A process that may lead to significant cost reductions to transport, store and use natural gas and methane hydrates -- especially as compressed natural gas (CNG) and liquefied natural gas (LNG) -- was unveiled late Wednesday by researchers at the Department of Energy's (DOE) National Energy Technology Laboratory (NETL).
Researchers said they have developed a way to rapidly form methane hydrates and have created specialized nozzles to facilitate the process, which may increase the use of domestic resources for transportation.
Natural gas now provides about one-quarter of total U.S. and global energy consumption. However, about one-third of the world's total gas resources are considered stranded, in locations where costs have been considered too high to develop. For instance, potentially unstable methane hydrates are present in many of the high pressure, low temperature environments, as well as in Arctic permafrost. Earlier this year NETL reported that gas hydrates occur at high saturations within reservoir-quality sands in the Gulf of Mexico (see Daily GPI, April 1).
Gas hydrates retain large amounts of methane, which is the principal component of gas: 1 cubic meter (cm) of solid hydrate may produce 164 cm of methane. Some estimates indicate hydrate deposits contain more organic carbon in the form of methane than all the world's fossil fuel reservoirs combined.
Today natural gas is cooled and compressed to reduce its volume for transport as either CNG or LNG. This conventional method increases the cost of gas for the end-user and is not considered energy efficient. Additionally, some of the gas is lost when LNG is vaporized for transport.
However, NETL researchers said they have found a way to rapidly and continuously form synthetic gas hydrates with just water and methane, using less pressure and cooling than is required to liquefy it.

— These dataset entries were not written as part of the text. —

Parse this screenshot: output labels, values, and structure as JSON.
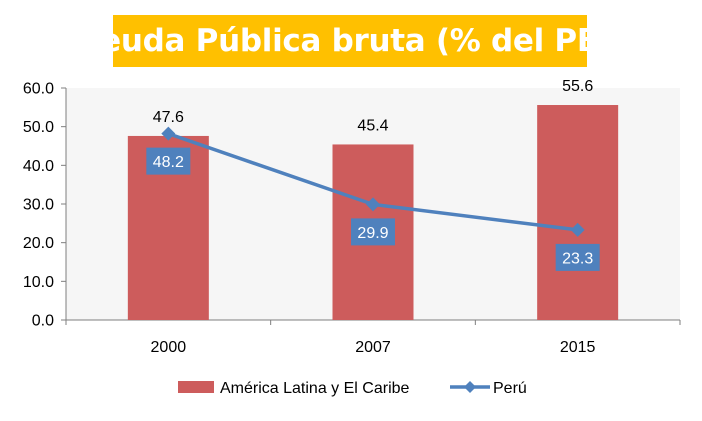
{
  "chart_data": {
    "type": "bar",
    "title": "Deuda Pública bruta (% del PBI)",
    "categories": [
      "2000",
      "2007",
      "2015"
    ],
    "ylim": [
      0,
      60
    ],
    "yticks": [
      "0.0",
      "10.0",
      "20.0",
      "30.0",
      "40.0",
      "50.0",
      "60.0"
    ],
    "xlabel": "",
    "ylabel": "",
    "grid": false,
    "legend_position": "bottom",
    "series": [
      {
        "name": "América Latina y El Caribe",
        "type": "bar",
        "color": "#CD5C5C",
        "values": [
          47.6,
          45.4,
          55.6
        ],
        "labels": [
          "47.6",
          "45.4",
          "55.6"
        ]
      },
      {
        "name": "Perú",
        "type": "line",
        "color": "#4F81BD",
        "marker": "diamond",
        "values": [
          48.2,
          29.9,
          23.3
        ],
        "labels": [
          "48.2",
          "29.9",
          "23.3"
        ]
      }
    ]
  }
}
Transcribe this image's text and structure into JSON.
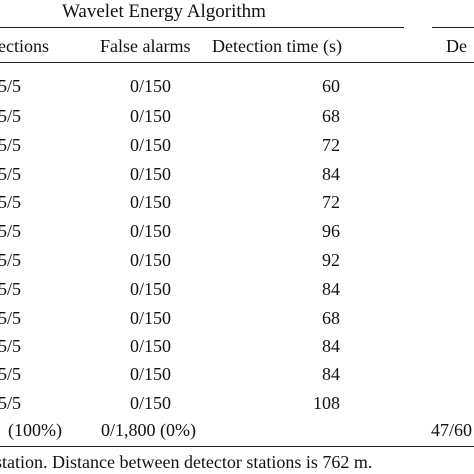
{
  "table": {
    "group_title": "Wavelet Energy Algorithm",
    "headers": {
      "detections": "ections",
      "false_alarms": "False alarms",
      "detection_time": "Detection time (s)",
      "next_group": "De"
    },
    "rows": [
      {
        "detections": "5/5",
        "false_alarms": "0/150",
        "time": "60"
      },
      {
        "detections": "5/5",
        "false_alarms": "0/150",
        "time": "68"
      },
      {
        "detections": "5/5",
        "false_alarms": "0/150",
        "time": "72"
      },
      {
        "detections": "5/5",
        "false_alarms": "0/150",
        "time": "84"
      },
      {
        "detections": "5/5",
        "false_alarms": "0/150",
        "time": "72"
      },
      {
        "detections": "5/5",
        "false_alarms": "0/150",
        "time": "96"
      },
      {
        "detections": "5/5",
        "false_alarms": "0/150",
        "time": "92"
      },
      {
        "detections": "5/5",
        "false_alarms": "0/150",
        "time": "84"
      },
      {
        "detections": "5/5",
        "false_alarms": "0/150",
        "time": "68"
      },
      {
        "detections": "5/5",
        "false_alarms": "0/150",
        "time": "84"
      },
      {
        "detections": "5/5",
        "false_alarms": "0/150",
        "time": "84"
      },
      {
        "detections": "5/5",
        "false_alarms": "0/150",
        "time": "108"
      }
    ],
    "total": {
      "detections": "(100%)",
      "false_alarms": "0/1,800 (0%)",
      "next_group": "47/60"
    },
    "footnote": "station. Distance between detector stations is 762 m."
  }
}
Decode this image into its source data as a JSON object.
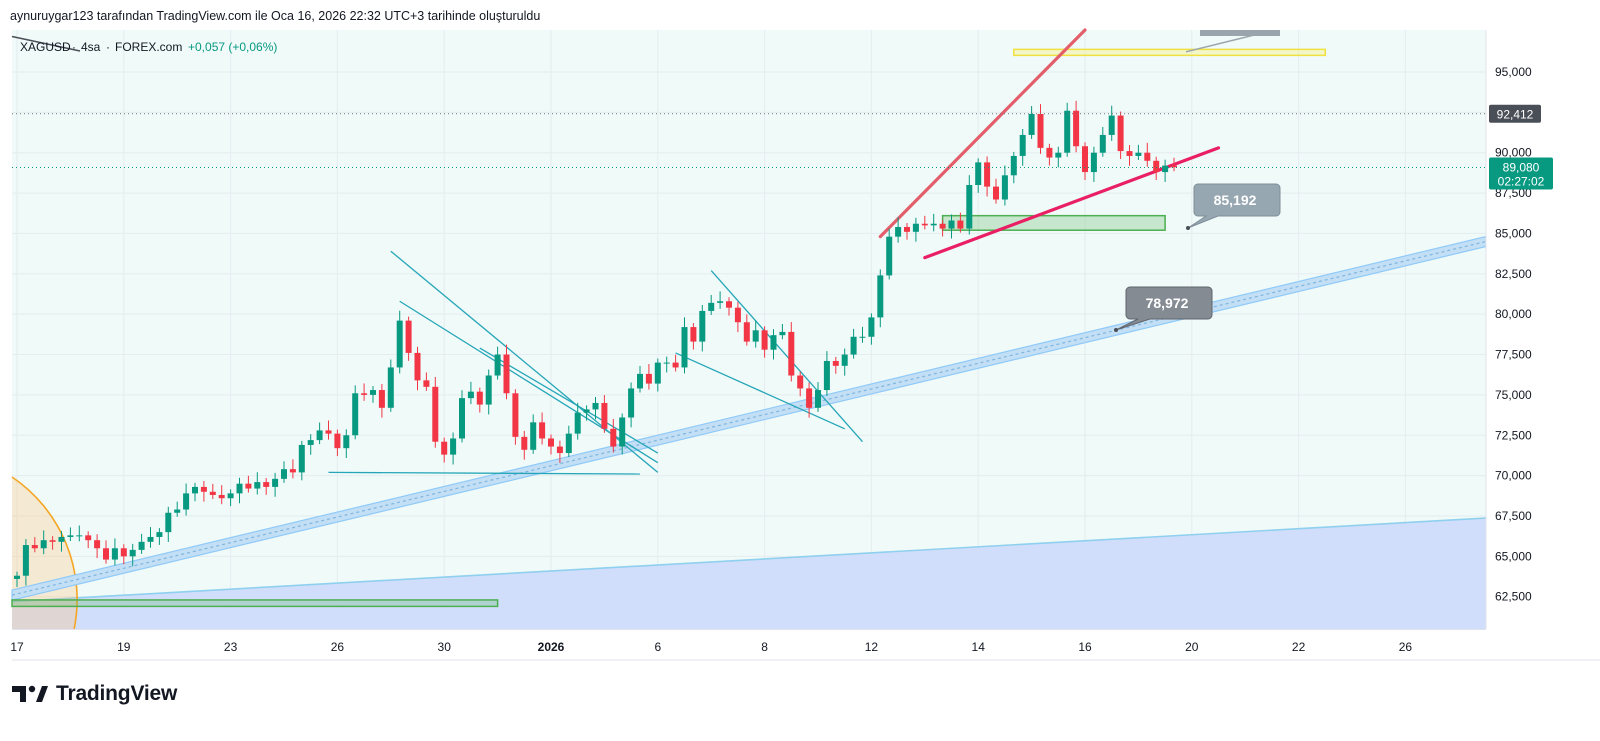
{
  "header": {
    "created_by": "aynuruygar123 tarafından TradingView.com ile Oca 16, 2026 22:32 UTC+3 tarihinde oluşturuldu"
  },
  "legend": {
    "symbol": "XAGUSD",
    "interval": "4sa",
    "source": "FOREX.com",
    "change": "+0,057 (+0,06%)"
  },
  "brand": {
    "name": "TradingView"
  },
  "colors": {
    "up": "#089981",
    "down": "#f23645",
    "bg_tint": "#effaf9",
    "channel": "#90caf9",
    "wedge_upper": "#e35d6a",
    "wedge_lower": "#e91e63",
    "pattern_lines": "#26a6b8",
    "price_label": "#089981",
    "alert_label": "#4a4e57"
  },
  "chart_data": {
    "type": "candlestick",
    "y_axis": {
      "ylim": [
        60500,
        97600
      ],
      "ticks": [
        "95,000",
        "92,500",
        "90,000",
        "87,500",
        "85,000",
        "82,500",
        "80,000",
        "77,500",
        "75,000",
        "72,500",
        "70,000",
        "67,500",
        "65,000",
        "62,500"
      ],
      "tick_values": [
        95000,
        92500,
        90000,
        87500,
        85000,
        82500,
        80000,
        77500,
        75000,
        72500,
        70000,
        67500,
        65000,
        62500
      ]
    },
    "x_axis": {
      "labels": [
        "17",
        "19",
        "23",
        "26",
        "30",
        "2026",
        "6",
        "8",
        "12",
        "14",
        "16",
        "20",
        "22",
        "26"
      ],
      "label_index": [
        0,
        12,
        24,
        36,
        48,
        60,
        72,
        84,
        96,
        108,
        120,
        132,
        144,
        156
      ],
      "bold_label": "2026"
    },
    "current_price": {
      "value": "89,080",
      "countdown": "02:27:02",
      "level": 89080
    },
    "high_marker": {
      "value": "92,412",
      "level": 92412
    },
    "callouts": [
      {
        "text": "85,192",
        "level": 85192
      },
      {
        "text": "78,972",
        "level": 78972
      }
    ],
    "candles_close": [
      63800,
      65700,
      65500,
      66000,
      65900,
      66200,
      66300,
      66300,
      66000,
      65500,
      64800,
      65500,
      65000,
      65400,
      65900,
      66200,
      66500,
      67700,
      67900,
      68900,
      69300,
      69000,
      68800,
      68600,
      68900,
      69500,
      69200,
      69600,
      69300,
      69800,
      70400,
      70200,
      71900,
      72200,
      72800,
      72600,
      71700,
      72500,
      75100,
      75000,
      75300,
      74200,
      76700,
      79600,
      77600,
      75900,
      75500,
      72100,
      71300,
      72300,
      74800,
      75200,
      74400,
      76200,
      77500,
      75100,
      72400,
      71600,
      73300,
      72300,
      71800,
      71400,
      72600,
      73900,
      74100,
      74500,
      72900,
      71800,
      73600,
      75400,
      76300,
      75700,
      77000,
      77000,
      76700,
      79200,
      78300,
      80200,
      80700,
      80800,
      80400,
      79500,
      78300,
      79000,
      77800,
      78700,
      78900,
      76200,
      75400,
      74200,
      75300,
      77100,
      76800,
      77500,
      78600,
      78600,
      79800,
      82400,
      84800,
      85400,
      85100,
      85600,
      85500,
      85600,
      85300,
      85800,
      85300,
      88000,
      89400,
      87900,
      87100,
      88600,
      89800,
      91100,
      92400,
      90300,
      89700,
      90000,
      92600,
      90400,
      88800,
      90000,
      91100,
      92300,
      90100,
      89800,
      90000,
      89500,
      88800,
      89200,
      89100
    ],
    "channel": {
      "start": [
        0,
        62600
      ],
      "end": [
        166,
        84500
      ]
    },
    "support_trend": {
      "start": [
        0,
        62200
      ],
      "end": [
        166,
        67400
      ]
    },
    "wedge": {
      "upper": [
        [
          97,
          84800
        ],
        [
          120,
          97600
        ]
      ],
      "lower": [
        [
          102,
          83500
        ],
        [
          135,
          90300
        ]
      ]
    },
    "zones": [
      {
        "name": "green-zone-upper",
        "x": [
          104,
          129
        ],
        "y": [
          85200,
          86100
        ]
      },
      {
        "name": "green-zone-lower",
        "x": [
          0,
          54
        ],
        "y": [
          61900,
          62300
        ]
      },
      {
        "name": "yellow-zone",
        "x": [
          112,
          147
        ],
        "y": [
          96200,
          96400
        ]
      }
    ],
    "patterns": [
      [
        [
          42,
          83900
        ],
        [
          72,
          70200
        ]
      ],
      [
        [
          43,
          80800
        ],
        [
          72,
          70800
        ]
      ],
      [
        [
          35,
          70200
        ],
        [
          70,
          70100
        ]
      ],
      [
        [
          52,
          77900
        ],
        [
          72,
          71400
        ]
      ],
      [
        [
          78,
          82700
        ],
        [
          95,
          72100
        ]
      ],
      [
        [
          74,
          77600
        ],
        [
          93,
          72900
        ]
      ]
    ]
  }
}
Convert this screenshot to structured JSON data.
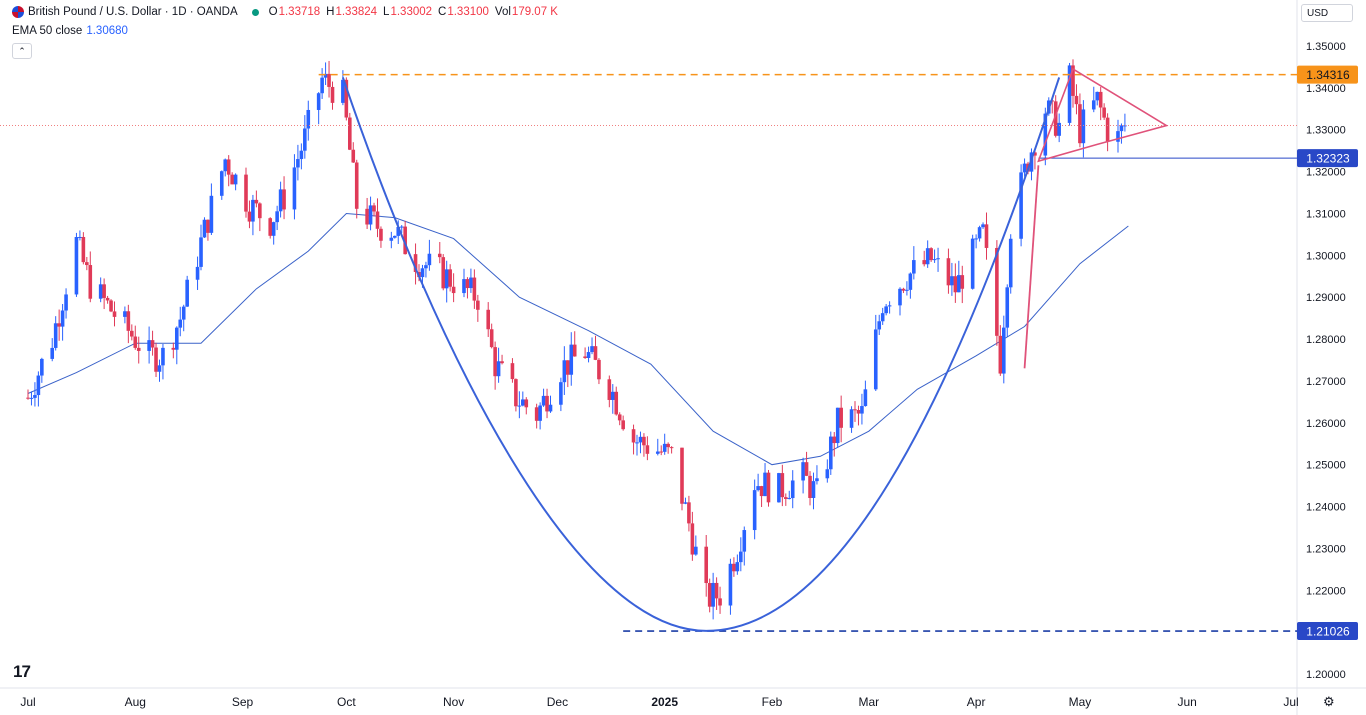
{
  "header": {
    "symbol": "British Pound / U.S. Dollar · 1D · OANDA",
    "o_label": "O",
    "o_value": "1.33718",
    "h_label": "H",
    "h_value": "1.33824",
    "l_label": "L",
    "l_value": "1.33002",
    "c_label": "C",
    "c_value": "1.33100",
    "vol_label": "Vol",
    "vol_value": "179.07 K"
  },
  "indicator": {
    "label": "EMA 50 close",
    "value": "1.30680"
  },
  "currency_button": "USD",
  "collapse_icon": "chevron-up-icon",
  "logo": "TV",
  "settings_icon": "gear-icon",
  "colors": {
    "up": "#2962ff",
    "down": "#e03a58",
    "ema": "#3a62c9",
    "cup": "#3a62d9",
    "triangle": "#e0527a",
    "resistance": "#f7931a",
    "support_dash": "#1d3fa6",
    "price_line": "#f08080",
    "breakout": "#2948c7"
  },
  "chart_data": {
    "type": "candlestick",
    "title": "British Pound / U.S. Dollar · 1D · OANDA",
    "y_axis": {
      "ticks": [
        "1.35000",
        "1.34000",
        "1.33000",
        "1.32000",
        "1.31000",
        "1.30000",
        "1.29000",
        "1.28000",
        "1.27000",
        "1.26000",
        "1.25000",
        "1.24000",
        "1.23000",
        "1.22000",
        "1.21000",
        "1.20000"
      ],
      "range": [
        1.196,
        1.3545
      ]
    },
    "x_axis": {
      "ticks": [
        "Jul",
        "Aug",
        "Sep",
        "Oct",
        "Nov",
        "Dec",
        "2025",
        "Feb",
        "Mar",
        "Apr",
        "May",
        "Jun",
        "Jul"
      ],
      "dates": [
        "2024-07-01",
        "2024-08-01",
        "2024-09-01",
        "2024-10-01",
        "2024-11-01",
        "2024-12-01",
        "2025-01-01",
        "2025-02-01",
        "2025-03-01",
        "2025-04-01",
        "2025-05-01",
        "2025-06-01",
        "2025-07-01"
      ],
      "bold_tick": "2025"
    },
    "price_tags": [
      {
        "value": 1.34316,
        "label": "1.34316",
        "style": "resistance"
      },
      {
        "value": 1.32323,
        "label": "1.32323",
        "style": "breakout"
      },
      {
        "value": 1.21026,
        "label": "1.21026",
        "style": "support"
      }
    ],
    "current_price": 1.331,
    "closes": [
      {
        "d": "2024-07-01",
        "c": 1.266
      },
      {
        "d": "2024-07-08",
        "c": 1.28
      },
      {
        "d": "2024-07-15",
        "c": 1.303
      },
      {
        "d": "2024-07-19",
        "c": 1.293
      },
      {
        "d": "2024-07-26",
        "c": 1.286
      },
      {
        "d": "2024-08-05",
        "c": 1.276
      },
      {
        "d": "2024-08-09",
        "c": 1.276
      },
      {
        "d": "2024-08-14",
        "c": 1.285
      },
      {
        "d": "2024-08-20",
        "c": 1.303
      },
      {
        "d": "2024-08-27",
        "c": 1.323
      },
      {
        "d": "2024-09-03",
        "c": 1.312
      },
      {
        "d": "2024-09-09",
        "c": 1.308
      },
      {
        "d": "2024-09-13",
        "c": 1.314
      },
      {
        "d": "2024-09-19",
        "c": 1.328
      },
      {
        "d": "2024-09-24",
        "c": 1.342
      },
      {
        "d": "2024-09-30",
        "c": 1.338
      },
      {
        "d": "2024-10-04",
        "c": 1.312
      },
      {
        "d": "2024-10-10",
        "c": 1.307
      },
      {
        "d": "2024-10-15",
        "c": 1.306
      },
      {
        "d": "2024-10-21",
        "c": 1.299
      },
      {
        "d": "2024-10-28",
        "c": 1.296
      },
      {
        "d": "2024-11-04",
        "c": 1.292
      },
      {
        "d": "2024-11-08",
        "c": 1.29
      },
      {
        "d": "2024-11-13",
        "c": 1.274
      },
      {
        "d": "2024-11-19",
        "c": 1.266
      },
      {
        "d": "2024-11-25",
        "c": 1.262
      },
      {
        "d": "2024-12-02",
        "c": 1.273
      },
      {
        "d": "2024-12-09",
        "c": 1.277
      },
      {
        "d": "2024-12-16",
        "c": 1.269
      },
      {
        "d": "2024-12-23",
        "c": 1.256
      },
      {
        "d": "2025-01-03",
        "c": 1.252
      },
      {
        "d": "2025-01-08",
        "c": 1.236
      },
      {
        "d": "2025-01-13",
        "c": 1.218
      },
      {
        "d": "2025-01-17",
        "c": 1.219
      },
      {
        "d": "2025-01-22",
        "c": 1.23
      },
      {
        "d": "2025-01-27",
        "c": 1.246
      },
      {
        "d": "2025-02-03",
        "c": 1.244
      },
      {
        "d": "2025-02-10",
        "c": 1.247
      },
      {
        "d": "2025-02-14",
        "c": 1.243
      },
      {
        "d": "2025-02-20",
        "c": 1.26
      },
      {
        "d": "2025-02-27",
        "c": 1.262
      },
      {
        "d": "2025-03-05",
        "c": 1.289
      },
      {
        "d": "2025-03-12",
        "c": 1.295
      },
      {
        "d": "2025-03-19",
        "c": 1.299
      },
      {
        "d": "2025-03-26",
        "c": 1.292
      },
      {
        "d": "2025-04-03",
        "c": 1.305
      },
      {
        "d": "2025-04-08",
        "c": 1.275
      },
      {
        "d": "2025-04-11",
        "c": 1.307
      },
      {
        "d": "2025-04-16",
        "c": 1.323
      },
      {
        "d": "2025-04-21",
        "c": 1.335
      },
      {
        "d": "2025-04-25",
        "c": 1.331
      },
      {
        "d": "2025-04-28",
        "c": 1.342
      },
      {
        "d": "2025-05-01",
        "c": 1.33
      },
      {
        "d": "2025-05-06",
        "c": 1.337
      },
      {
        "d": "2025-05-09",
        "c": 1.33
      },
      {
        "d": "2025-05-12",
        "c": 1.328
      },
      {
        "d": "2025-05-14",
        "c": 1.331
      }
    ],
    "ema50": [
      {
        "d": "2024-07-01",
        "v": 1.267
      },
      {
        "d": "2024-07-15",
        "v": 1.272
      },
      {
        "d": "2024-08-01",
        "v": 1.279
      },
      {
        "d": "2024-08-20",
        "v": 1.279
      },
      {
        "d": "2024-09-05",
        "v": 1.292
      },
      {
        "d": "2024-09-20",
        "v": 1.301
      },
      {
        "d": "2024-10-01",
        "v": 1.31
      },
      {
        "d": "2024-10-15",
        "v": 1.309
      },
      {
        "d": "2024-11-01",
        "v": 1.304
      },
      {
        "d": "2024-11-20",
        "v": 1.29
      },
      {
        "d": "2024-12-10",
        "v": 1.282
      },
      {
        "d": "2024-12-28",
        "v": 1.274
      },
      {
        "d": "2025-01-15",
        "v": 1.258
      },
      {
        "d": "2025-02-01",
        "v": 1.25
      },
      {
        "d": "2025-02-15",
        "v": 1.252
      },
      {
        "d": "2025-03-01",
        "v": 1.258
      },
      {
        "d": "2025-03-15",
        "v": 1.268
      },
      {
        "d": "2025-04-01",
        "v": 1.276
      },
      {
        "d": "2025-04-15",
        "v": 1.283
      },
      {
        "d": "2025-05-01",
        "v": 1.298
      },
      {
        "d": "2025-05-15",
        "v": 1.307
      }
    ],
    "annotations": {
      "cup": {
        "start": {
          "d": "2024-09-30",
          "v": 1.3425
        },
        "bottom": {
          "d": "2025-01-13",
          "v": 1.2103
        },
        "end": {
          "d": "2025-04-25",
          "v": 1.3425
        }
      },
      "flagpole": [
        {
          "d": "2025-04-15",
          "v": 1.273
        },
        {
          "d": "2025-04-19",
          "v": 1.3215
        }
      ],
      "triangle": [
        {
          "d": "2025-04-19",
          "v": 1.3225
        },
        {
          "d": "2025-04-29",
          "v": 1.3445
        },
        {
          "d": "2025-05-26",
          "v": 1.331
        },
        {
          "d": "2025-05-06",
          "v": 1.3265
        }
      ],
      "resistance_line_start": "2024-09-23",
      "support_line_start": "2024-12-20",
      "breakout_line_start": "2025-04-19"
    }
  }
}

Until now, methane hydrates were formed in a batch process that required hours or even days; NETL's process eliminates the long mixing time associated with the batch process and forms hydrates within minutes.
"These synthetic hydrates could represent a more energy efficient way to reduce the volume of natural gas so that it can be stored and transported," researchers said.
Experiments were enhanced by NETL's patent-pending nozzle technologies, which researchers said increased atomization and produced the exact mix of water and methane to economically form the synthetic hydrates. The researchers designed, machined, and assembled a variety of nozzles until selecting one that allowed "near instantaneous and continuous formation of a snow-like synthetic hydrate."
With the new technology, NETL said future operators would have an alternative method to store and transport gas. "While not as energy dense as LNG or CNG, production of methane hydrate using this method will require less refrigeration, less pressure and less time than either LNG or CNG production."
Ultimately, NETL researchers said the new process could significantly reduce production, transportation, and storage costs associated with current LNG and CNG processes while enhancing and making more efficient the use of gas from stranded resources.